Prove $$S=\lim_{n\rightarrow\infty}\sum_{k=1}^n (-1)^{k-1}{n\choose k}\frac{k}{2^k-1}=\frac{1}{\ln2}$$
I have tried to break down the $\frac{k}{2^k-1}=\sum_{j=1}^\infty \frac{k}{2^{kj}}$ and tried writing it as $$\lim_{n\rightarrow\infty}\sum_{j=1}^\infty\sum_{k=1}^n (-1)^{k-1}{n\choose k}k\left(\frac{1}{2^{j}}\right)^k,$$then using the binomial summation as such, note $\left(x=\frac{1}{2^j}\right)$ $$\lim_{n\rightarrow\infty}\sum_{j=1}^\infty\frac{1}{2^j}\frac{\mathrm{d}}{\mathrm{d}x}\left(\sum_{k=1}^n (-1)^{k-1}{n\choose k}x^{k}\right)=\lim_{n\rightarrow\infty}\sum_{j=1}^\infty\frac{n(1-x)^{n-1}}{2^j}.$$ Giving us the final sum to be $$\lim_{n\rightarrow\infty}\sum_{j=1}^\infty\frac{n\left(1-\frac{1}{2^j}\right)^{n-1}}{2^j},$$ the limit of which seems to be $0$. Which is not what we want, can someone tell me where my mistakes lie, and also point towards the solution or present it themselves. Thanks in Advance.

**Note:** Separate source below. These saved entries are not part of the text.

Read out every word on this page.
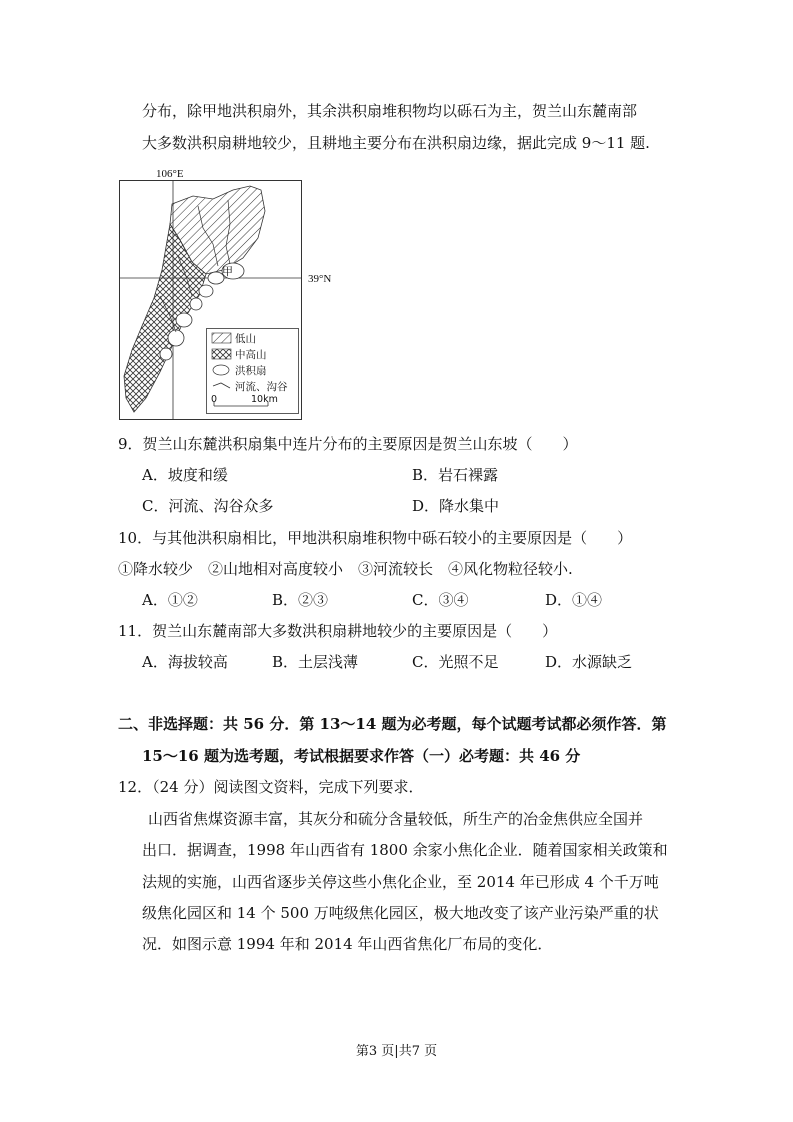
分布，除甲地洪积扇外，其余洪积扇堆积物均以砾石为主，贺兰山东麓南部
大多数洪积扇耕地较少，且耕地主要分布在洪积扇边缘，据此完成 9～11 题.
甲
106°E
39°N
低山
中高山
洪积扇
河流、沟谷
0	10km
9．贺兰山东麓洪积扇集中连片分布的主要原因是贺兰山东坡（　　）
A．坡度和缓	B．岩石裸露
C．河流、沟谷众多	D．降水集中
10．与其他洪积扇相比，甲地洪积扇堆积物中砾石较小的主要原因是（　　）
①降水较少　②山地相对高度较小　③河流较长　④风化物粒径较小.
A．①②	B．②③	C．③④	D．①④
11．贺兰山东麓南部大多数洪积扇耕地较少的主要原因是（　　）
A．海拔较高	B．土层浅薄	C．光照不足	D．水源缺乏
二、非选择题：共 56 分．第 13～14 题为必考题，每个试题考试都必须作答．第
15～16 题为选考题，考试根据要求作答（一）必考题：共 46 分
12．（24 分）阅读图文资料，完成下列要求．
山西省焦煤资源丰富，其灰分和硫分含量较低，所生产的冶金焦供应全国并
出口．据调查，1998 年山西省有 1800 余家小焦化企业．随着国家相关政策和
法规的实施，山西省逐步关停这些小焦化企业，至 2014 年已形成 4 个千万吨
级焦化园区和 14 个 500 万吨级焦化园区，极大地改变了该产业污染严重的状
况．如图示意 1994 年和 2014 年山西省焦化厂布局的变化．
第3 页|共7 页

By elementary binomial coefficient relations one can derive $$S_n=\sum_{k=1}^n (-1)^{k-1} \binom{n}{k} \frac{k}{2^k-1} = n\big( a_n - a_{n-1} \big) $$ where $$ a_n =\sum_{k=1}^n (-1)^{k-1}\binom{n}{k} \frac{1}{2^k-1} $$ I've done this because I want to use an asymptotic solution I've presented to the question: Asymptotics of a recursive sequence
The first terms are simply $$ a_n \sim \frac{\log{n}}{\log{2}} + \frac{1}{2}+\frac{\gamma}{\log{2}} + \cal{o}(1) $$ Therefore, $$\lim_{n \to \infty} S_n = \lim_{n \to \infty} n \ \frac{\log{n} - \log{(n-1)} }{\log{2}} = \lim_{n \to \infty} n \, \frac{ -\log{(1-1/n)}}{\log{2}} = \frac{1}{\log{2}} $$ where a Taylor expansion has been used for the log term.
The sum seems to vary at the fifth decimal place. I found a similar result in What's the limit of the series $\log_2(1-x)+x+x^2+x^4+x^8+\cdots$.
As I said above, in comments, the sum seems to be
$$\sum_{j=1}^{\infty}\frac n{2^j}\exp\left(-\frac n{2^j}\right)$$
When $n$ is large, the dominant terms are when $2^j$ is close to $n$, then the terms in both directions (both small $j$ and large $j$) approach zero. So the sum becomes
$$\sum_{k=-\infty}^{\infty} 2^{k+\log_2 n}\exp\left(-2^{k+\log_2 n}\right)$$
and the sum is the function of the fractional part of $\log_2 n$.
The graph below shows this sum varies at the fifth decimal place - the amplitude is around $0.00001426$. This is not an artifact. I took $k+\log_2n$ ranged between $-30$ and $30$. The missing terms for $k+\ln n\lt-30$ are $O(2^{-30})$, and for $k+\ln n\gt30$ are $O(\exp(-2^{30}))$.